I Could Not Be Hindu: The Story of a Dalit in the RSS
- Book cover
- Author: Bhanwar Meghwanshi
- Translator: Nivedita Menon
- Language: Hindi; English;
- Genre: Memoir; Autobiography; Non-fiction;
- Publisher: Navarun Prakashan; Navayana Publishing;
- Publication date: 2019; 2020;
- Publication place: India
- Media type: Print
- Pages: 240
- ISBN: 9788189059934
- Website: navayana.org/products/i-could-not-be-hindu-2/

= I Could Not Be Hindu =

2019 memoir by Bhanwar Meghwanshi

I Could Not Be Hindu: The Story of a Dalit in the RSS is a memoir by Bhanwar Meghwanshi, a former member of the Rashtriya Swayamsevak Sangh (RSS), published in Hindi as Main Ek Karsevak Tha in 2019 by Navarun Prakashan and translated into English by Nivedita Menon in 2020 by Navayana Publishing.
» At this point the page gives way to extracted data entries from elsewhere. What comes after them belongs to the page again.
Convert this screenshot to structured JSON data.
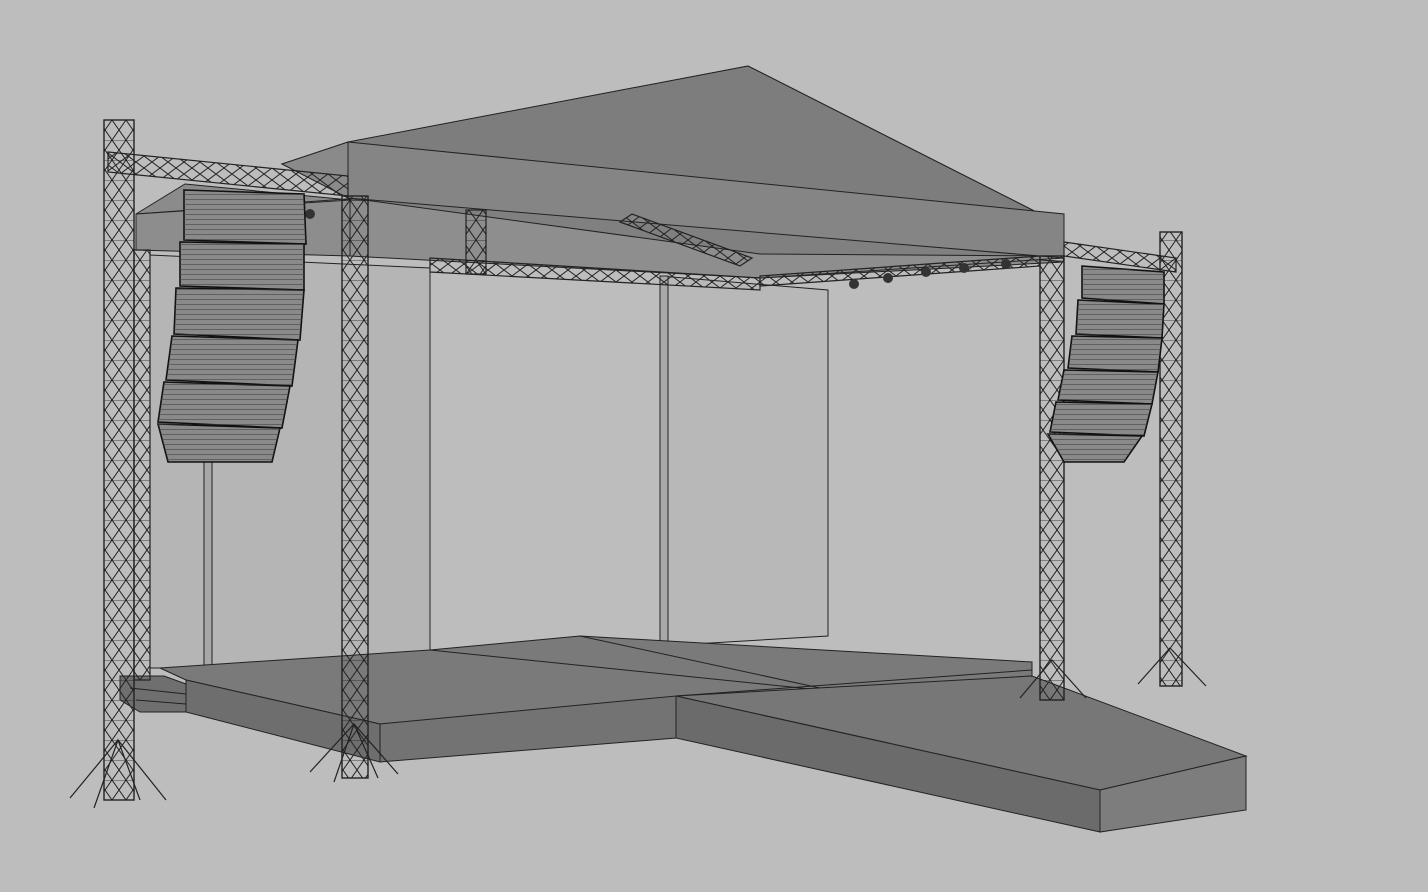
{
  "scene": {
    "subject": "stage-model",
    "colors": {
      "background": "#bdbdbd",
      "roof_top": "#7f7f7f",
      "roof_front": "#858585",
      "roof_underside": "#8e8e8e",
      "wall": "#b7b7b7",
      "wall_side": "#aaaaaa",
      "deck_top": "#7a7a7a",
      "deck_front": "#6f6f6f",
      "speaker": "#8a8a8a",
      "line": "#1a1a1a"
    },
    "icons": [
      "truss-column",
      "truss-beam",
      "line-array-speaker",
      "spotlight",
      "stage-deck",
      "roof-canopy"
    ]
  }
}
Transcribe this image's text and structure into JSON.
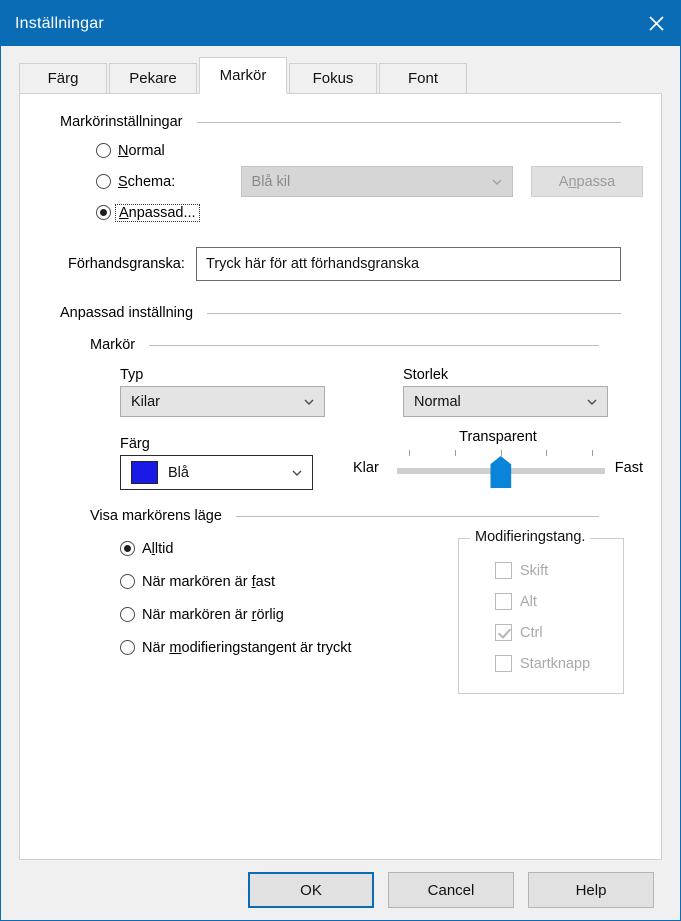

The book chronicles Meghwanshi's experiences with caste discrimination within the RSS and his subsequent embrace of Ambedkarite ideology, offering a critique of the organisation's casteist practices and Hindutva ideology.

== Content ==
The memoir recounts Meghwanshi's tenure in the RSS from 1987 to 1991, starting at age 13 in Bhilwara, Rajasthan, where he rose to district chief and participated in the 1990 Ramjanmabhoomi movement.

It details instances of caste discrimination, such as senior members refusing to eat food cooked at his home and throwing it into a drain, and his denial of pracharak status due to his Dalit identity.

The book critiques the RSS's Brahminical hierarchy, its use of Dalits as "foot soldiers" for Hindu Rashtra, and its portrayal of B.R. Ambedkar as a Hindu nationalist. Meghwanshi describes his disillusionment, particularly after the 1992 Babri Masjid demolition, and his shift to Ambedkarite politics, influenced by Ambedkar's Annihilation of Caste and Riddles in Hinduism.

== Reception ==
I Could Not Be Hindu has been praised for its lucid prose and ethnographic insight into the RSS's caste dynamics. Suraj Yengde, writing in The Hindu, called it an "essential read" and a "confessional paradox", comparing it to classic slave narratives like Frederick Douglass's autobiography.

Christophe Jaffrelot in The Wire described it as a "unique testimony" exposing Hindutva's contradictions, valuable for scholars and activists.

Business Standard noted its rarity as a former swayamsevak's account, highlighting its critique of RSS's homogenous Hindu society project.

The Caravan emphasised its exposé of RSS's glorification of violence and caste hierarchy.

Telegraph India praised it as an "indispensable" account of RSS's counter-revolution against republican India.

The book has been endorsed by public figures like Perumal Murugan and Shashi Tharoor.

Its publication coincided with the 2019 Supreme Court verdict on Ayodhya dispute, amplifying its relevance in debates on caste and Hindutva.

A Tamil translation was released in 2023.

== Cultural impact ==
The memoir is considered a significant contribution to Dalit literature, akin to Bama's Karukku, for its insider critique of RSS's casteism.

It has sparked discussions on the intersection of caste and Hindutva, with scholars like Yengde and Jaffrelot citing its ethnographic value.